Par pitié, ne vous laissez pas berner par les comms, chacun est différent et voit chaque film avec son propre ressenti.

Stag
18/06/2018 à 15:47

Vu hier, en accord total avec la note de Simon Riaux. Le réalisateur maîtrise parfaitement son sujet. Avec trois bouts de ficelle, le suspense va crescendo jusqu'au délire final, une leçon exemplaire de cinéma. Scénario navigant entre les clichés, souci maniaque du détail, mise en scène, acteurs... tout est réussi. Une narration et des thèmes rappelant le génial "The VVitch".

Jozezette
17/06/2018 à 14:30

Un nouveau réal forcément biberonné au cinéma de M.Night Shyamalan sans le talent de ce dernier et la finesse d'écriture. Que ce fut long et ennuyeux, et hilarant à certains moments, un comble. Et surtout le plus triste: aucun effet de surprise, effectivement tout a déjà été re-revu (Rosemary's Baby, Echelle de Jacob pour les classiques, tous les récents films d'horreur pour le passable) et ça ne fait jamais peur! Bien resserré le film serait peut-être plus digeste, en l'état c'est juste une flatterie à destination de la critique. Et ça marche! Triste.

Shagon
15/06/2018 à 20:21

@ colloc 1

Je pense que ce que vous avez vu dans mille films, sans spoiler, n'est pas une résolution de film.

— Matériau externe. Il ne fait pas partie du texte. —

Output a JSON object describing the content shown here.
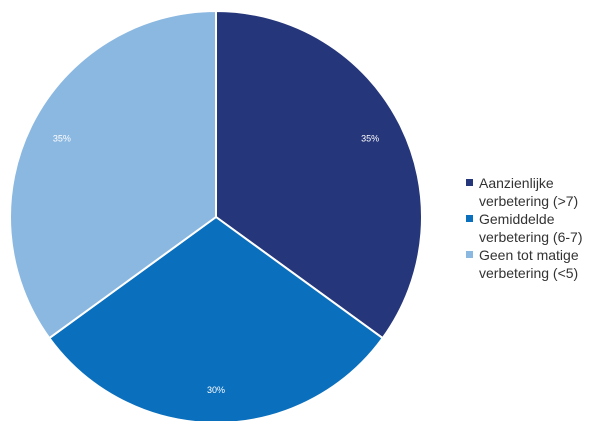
{
  "chart_data": {
    "type": "pie",
    "categories": [
      "Aanzienlijke verbetering (>7)",
      "Gemiddelde verbetering (6-7)",
      "Geen tot matige verbetering (<5)"
    ],
    "values": [
      35,
      30,
      35
    ],
    "data_labels": [
      "35%",
      "30%",
      "35%"
    ],
    "colors": [
      "#25367a",
      "#0a6fbd",
      "#8bb8e1"
    ],
    "legend_position": "right",
    "legend": [
      {
        "lines": [
          "Aanzienlijke",
          "verbetering (>7)"
        ]
      },
      {
        "lines": [
          "Gemiddelde",
          "verbetering (6-7)"
        ]
      },
      {
        "lines": [
          "Geen tot matige",
          "verbetering (<5)"
        ]
      }
    ],
    "title": ""
  }
}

C'est un symbole qui illustre que dans une famille, certains actes de nos anciens, pas très catholiques et cachés, se transforment en inévitables névroses pour les générations suivantes, véhicules des non-dits malgré eux, ceux-ci s'exprimant inconsciemment dans des comportements inhabituels, maladies ou expressions artistiques...
Et qu'en bas de l'arbre généalogique, y'en a un ou une qui inévitablement va subir et prendre tout dans la gueule alors qu'il n'avait rien demandé...

Hérédité sournoise et silencieuse de nos chères familles.